With 16 kilometres of clear blue beaches, water sports fans can enjoy water skiing, scuba diving and sailing.
The beautiful mountain range of Sierras de Tejeda, Almijara y Alhama, flanks the coastal town. Designated a natural park in 1999, the rugged region covers 40,000 hectares of the Granada and Málaga boarders. Nerja belongs to a region called the Axarquia, which is known for its attractive white villages that date back to Moorish times. A perfect area for hikers and climbers, the highest peak, La Maroma, stands 2,065 metres high.
Fortunately, Nerja escaped the high-rise boom of the 60s and 70s that hit so many coastal areas. The town centre and most of Nerja still remains unchanged with whitewashed houses, geranium-laden balconies and winding narrow roads. In the heart of Nerja sits the world-renowned Balcon de Europa (Balcony of Europe), a palm-lined promenade on the edge of a cliff with spectacular panoramic views of the Mediterranean and mountains. Once, a great Moorish castle dominated the area. Next to the Balcon de Europa stands the 17th century church of El Salvador. The area brims with tapa bars, cafes and restaurants.
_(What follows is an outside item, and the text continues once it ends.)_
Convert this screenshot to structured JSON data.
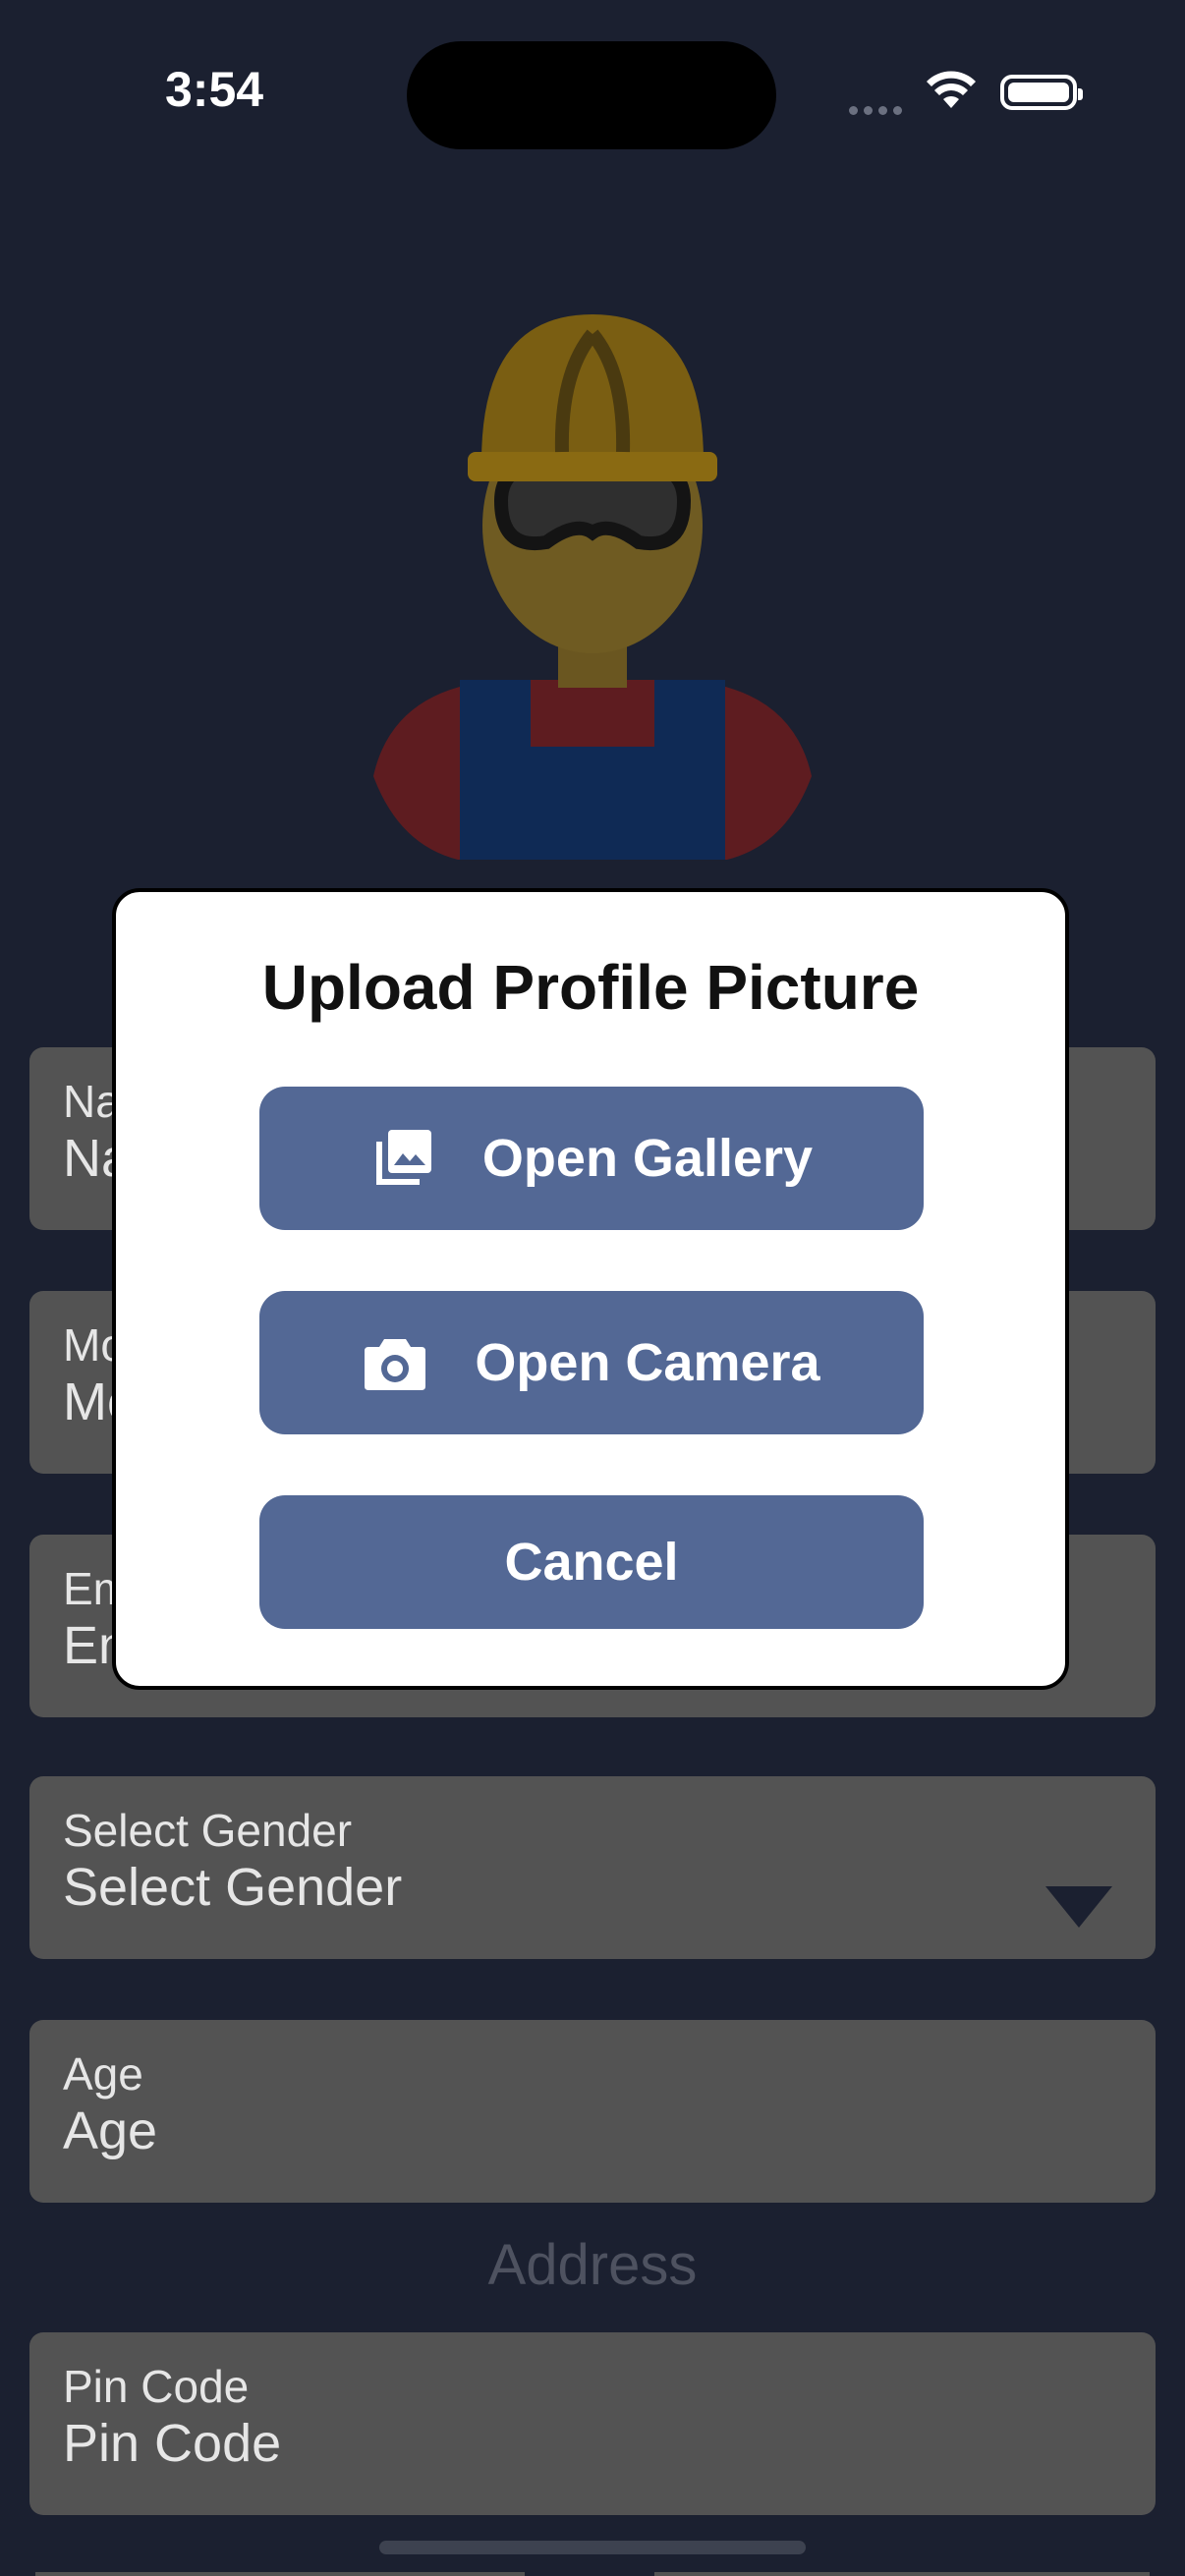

Undoubtedly, one of the greatest local attractions are the Cuevas de Nerja (the caves) located in Maro, which belongs to the Nerja district. Among other pre-historic remains and archaeological treasures, one finds 20,000-year-old cave paintings and enormous natural caverns. One has been converted into a concert hall that hosts ballet and musical performances each summer during the International Cave Festival.